In April 2015, Diamond passed away.
Ruffino said she'd describe her best friend as "love."
"She was non-judgmental. Liz was my person," she said. "That person that you could be anyone in front of, would never judge you. Which I think is so rare in life to find."
Ruffino's husband, Rico, said "The girls are doing awesome." "They're all going through a difficult situation" but "they're doing really, really well, considering."
"They're great kids," he said, adding that, "They're my kids now."
And Laura Ruffino said the girls, including her 12- and 13-year-old daughters, are "all best friends" and "already sisters."
"They fight, they share clothes, all those things," Laura Ruffino said.
Efforts to reach Pagayonan were unsuccessful and messages left with his lawyer were not returned.
"They’re living with the family they know," Berkowitz told ABC News of the children. "It would be inhuman for them to be ripped from the only parents they now know."
Pagayonan and Diamond divorced about four years ago, according to Berkowitz.
Patricia Kaminski, Diamond's aunt from the San Francisco area, said her family fully supports the adoption. Her brother did not immediately respond to a request for comment.

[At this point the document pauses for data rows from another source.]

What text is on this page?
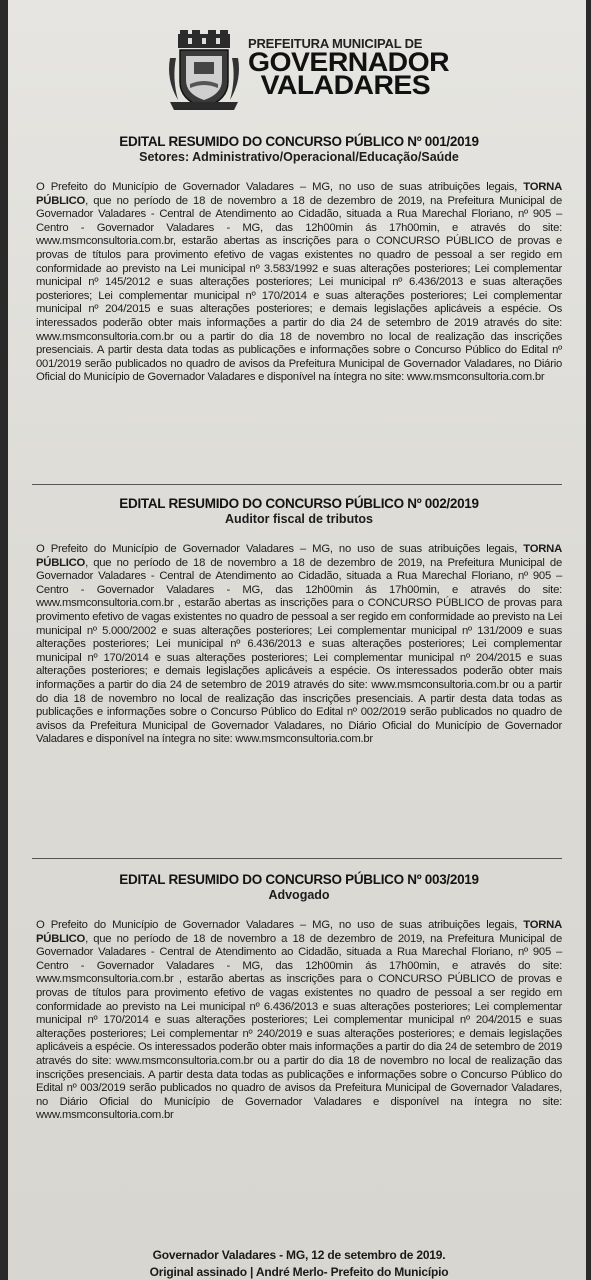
PREFEITURA MUNICIPAL DE
GOVERNADOR
VALADARES
EDITAL RESUMIDO DO CONCURSO PÚBLICO Nº 001/2019
Setores: Administrativo/Operacional/Educação/Saúde
O Prefeito do Município de Governador Valadares – MG, no uso de suas atribuições legais, TORNA PÚBLICO, que no período de 18 de novembro a 18 de dezembro de 2019, na Prefeitura Municipal de Governador Valadares - Central de Atendimento ao Cidadão, situada a Rua Marechal Floriano, nº 905 – Centro - Governador Valadares - MG, das 12h00min ás 17h00min, e através do site: www.msmconsultoria.com.br, estarão abertas as inscrições para o CONCURSO PÚBLICO de provas e provas de títulos para provimento efetivo de vagas existentes no quadro de pessoal a ser regido em conformidade ao previsto na Lei municipal nº 3.583/1992 e suas alterações posteriores; Lei complementar municipal nº 145/2012 e suas alterações posteriores; Lei municipal nº 6.436/2013 e suas alterações posteriores; Lei complementar municipal nº 170/2014 e suas alterações posteriores; Lei complementar municipal nº 204/2015 e suas alterações posteriores; e demais legislações aplicáveis a espécie. Os interessados poderão obter mais informações a partir do dia 24 de setembro de 2019 através do site: www.msmconsultoria.com.br ou a partir do dia 18 de novembro no local de realização das inscrições presenciais. A partir desta data todas as publicações e informações sobre o Concurso Público do Edital nº 001/2019 serão publicados no quadro de avisos da Prefeitura Municipal de Governador Valadares, no Diário Oficial do Município de Governador Valadares e disponível na íntegra no site: www.msmconsultoria.com.br
EDITAL RESUMIDO DO CONCURSO PÚBLICO Nº 002/2019
Auditor fiscal de tributos
O Prefeito do Município de Governador Valadares – MG, no uso de suas atribuições legais, TORNA PÚBLICO, que no período de 18 de novembro a 18 de dezembro de 2019, na Prefeitura Municipal de Governador Valadares - Central de Atendimento ao Cidadão, situada a Rua Marechal Floriano, nº 905 – Centro - Governador Valadares - MG, das 12h00min ás 17h00min, e através do site: www.msmconsultoria.com.br , estarão abertas as inscrições para o CONCURSO PÚBLICO de provas para provimento efetivo de vagas existentes no quadro de pessoal a ser regido em conformidade ao previsto na Lei municipal nº 5.000/2002 e suas alterações posteriores; Lei complementar municipal nº 131/2009 e suas alterações posteriores; Lei municipal nº 6.436/2013 e suas alterações posteriores; Lei complementar municipal nº 170/2014 e suas alterações posteriores; Lei complementar municipal nº 204/2015 e suas alterações posteriores; e demais legislações aplicáveis a espécie. Os interessados poderão obter mais informações a partir do dia 24 de setembro de 2019 através do site: www.msmconsultoria.com.br ou a partir do dia 18 de novembro no local de realização das inscrições presenciais. A partir desta data todas as publicações e informações sobre o Concurso Público do Edital nº 002/2019 serão publicados no quadro de avisos da Prefeitura Municipal de Governador Valadares, no Diário Oficial do Município de Governador Valadares e disponível na íntegra no site: www.msmconsultoria.com.br
EDITAL RESUMIDO DO CONCURSO PÚBLICO Nº 003/2019
Advogado
O Prefeito do Município de Governador Valadares – MG, no uso de suas atribuições legais, TORNA PÚBLICO, que no período de 18 de novembro a 18 de dezembro de 2019, na Prefeitura Municipal de Governador Valadares - Central de Atendimento ao Cidadão, situada a Rua Marechal Floriano, nº 905 – Centro - Governador Valadares - MG, das 12h00min ás 17h00min, e através do site: www.msmconsultoria.com.br , estarão abertas as inscrições para o CONCURSO PÚBLICO de provas e provas de títulos para provimento efetivo de vagas existentes no quadro de pessoal a ser regido em conformidade ao previsto na Lei municipal nº 6.436/2013 e suas alterações posteriores; Lei complementar municipal nº 170/2014 e suas alterações posteriores; Lei complementar municipal nº 204/2015 e suas alterações posteriores; Lei complementar nº 240/2019 e suas alterações posteriores; e demais legislações aplicáveis a espécie. Os interessados poderão obter mais informações a partir do dia 24 de setembro de 2019 através do site: www.msmconsultoria.com.br ou a partir do dia 18 de novembro no local de realização das inscrições presenciais. A partir desta data todas as publicações e informações sobre o Concurso Público do Edital nº 003/2019 serão publicados no quadro de avisos da Prefeitura Municipal de Governador Valadares, no Diário Oficial do Município de Governador Valadares e disponível na íntegra no site: www.msmconsultoria.com.br
Governador Valadares - MG, 12 de setembro de 2019.
Original assinado | André Merlo- Prefeito do Município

“I think it’s remarkably generous for Laura and her husband to do that," Kaminski said. "I know Elizabeth’s family is very happy with that family. The rest of the family believe it’s an excellent outcome for the children.”
Rebecca Joy Lesniak, who worked with Diamond at the Buffalo Wellness Center, told ABC News that Diamond had spoken fondly of the Ruffinos and believed they could provide her children a "stable family."
"She was friends with Laura for many years and I heard only positive things," Lesniak said.
Laura Ruffino said she'd asked her best friend what she would consider her symbol, and Diamond told her "light." Now, in "random times," she said, like a bright sunshine or a bonfire, "I feel her and I know she's here."
The Ruffino family has set up a You Caring fundraising page to help cover the added living and college expenses and over $45,000 has been raised so far, according to the website.
Because of an editing error, and earlier version of this article mistakenly described in one passage the relationship between Pagayonan and Ruffino. In fact it was Diamond, the children's late mother, who was married to their Pagayonan and who divorced him about four years ago. We regret the error.